Identifying extended ASCII subset

Discussion in 'C++' started by kristofvdw@matt.es, Nov 7, 2005.

  1. Guest

    Hi,

    I have to treat a given text file, but haven't got a clue which
    extended ASCII set it is using.
    Opening the file in Windows' Notepad or in DOS, all accented letters
    and symbols are wrong.
    Any idea how to identify the subset used?
    Is there some text editor which can cycle easy through all known
    subsets, or even better: cycle subsets automatically until found a
    given test-string with some accents and symbols?
    If someone knows a solution which involves VB, C++, XML or whatever
    please don't hesitate sharing it with me.

    TIA,
    K
     
    , Nov 7, 2005
    #1
    1. Advertising

  2. Jim Mack Guest

    wrote:
    > Hi,
    >
    > I have to treat a given text file, but haven't got a clue which
    > extended ASCII set it is using.
    > Opening the file in Windows' Notepad or in DOS, all accented letters
    > and symbols are wrong.
    > Any idea how to identify the subset used?
    > Is there some text editor which can cycle easy through all known
    > subsets, or even better: cycle subsets automatically until found a
    > given test-string with some accents and symbols?

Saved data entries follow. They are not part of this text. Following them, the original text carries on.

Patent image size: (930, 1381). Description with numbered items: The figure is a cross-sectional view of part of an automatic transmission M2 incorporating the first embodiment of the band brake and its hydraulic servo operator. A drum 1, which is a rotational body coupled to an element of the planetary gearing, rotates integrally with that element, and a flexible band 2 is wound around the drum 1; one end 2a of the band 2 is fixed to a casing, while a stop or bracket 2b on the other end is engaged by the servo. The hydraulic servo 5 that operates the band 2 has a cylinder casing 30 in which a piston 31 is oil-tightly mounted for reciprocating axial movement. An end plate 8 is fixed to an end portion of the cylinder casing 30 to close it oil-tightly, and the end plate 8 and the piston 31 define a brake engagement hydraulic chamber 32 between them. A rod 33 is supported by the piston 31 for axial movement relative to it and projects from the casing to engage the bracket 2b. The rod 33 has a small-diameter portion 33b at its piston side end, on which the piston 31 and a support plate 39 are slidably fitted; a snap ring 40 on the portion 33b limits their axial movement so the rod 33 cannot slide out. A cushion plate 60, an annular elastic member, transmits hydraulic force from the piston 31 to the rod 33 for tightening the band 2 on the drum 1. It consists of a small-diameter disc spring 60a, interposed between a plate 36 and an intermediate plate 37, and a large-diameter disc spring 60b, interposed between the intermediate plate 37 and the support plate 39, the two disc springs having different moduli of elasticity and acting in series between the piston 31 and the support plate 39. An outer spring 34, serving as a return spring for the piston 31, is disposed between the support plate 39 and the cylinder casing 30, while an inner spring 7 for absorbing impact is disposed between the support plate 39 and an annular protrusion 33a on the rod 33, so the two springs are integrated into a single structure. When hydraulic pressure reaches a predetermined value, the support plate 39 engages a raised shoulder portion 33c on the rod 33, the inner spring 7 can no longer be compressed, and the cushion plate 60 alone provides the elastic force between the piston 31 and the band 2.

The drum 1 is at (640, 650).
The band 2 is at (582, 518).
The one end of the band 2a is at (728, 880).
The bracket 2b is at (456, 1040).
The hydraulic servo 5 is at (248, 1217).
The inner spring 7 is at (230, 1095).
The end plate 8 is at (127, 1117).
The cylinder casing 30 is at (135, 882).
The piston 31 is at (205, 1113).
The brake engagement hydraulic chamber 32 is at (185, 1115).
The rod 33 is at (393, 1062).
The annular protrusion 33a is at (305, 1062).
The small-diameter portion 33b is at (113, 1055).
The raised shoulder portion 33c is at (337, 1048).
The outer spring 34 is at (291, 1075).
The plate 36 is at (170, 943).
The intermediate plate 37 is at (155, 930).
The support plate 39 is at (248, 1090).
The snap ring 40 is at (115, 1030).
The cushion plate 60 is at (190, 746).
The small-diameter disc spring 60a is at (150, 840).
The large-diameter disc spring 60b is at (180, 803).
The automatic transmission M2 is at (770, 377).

    If you expect a computer to do this for you, you're probably dreaming. Since the actual character codes don't change, only the visual representations, someone has to look at the result to make a judgement.

    If you have OCR code that will work on a memory bitmap, you could conceivably draw out the characters using a given code page and try to OCR the result, but even then I don't see any way to tell one 'close' result from another.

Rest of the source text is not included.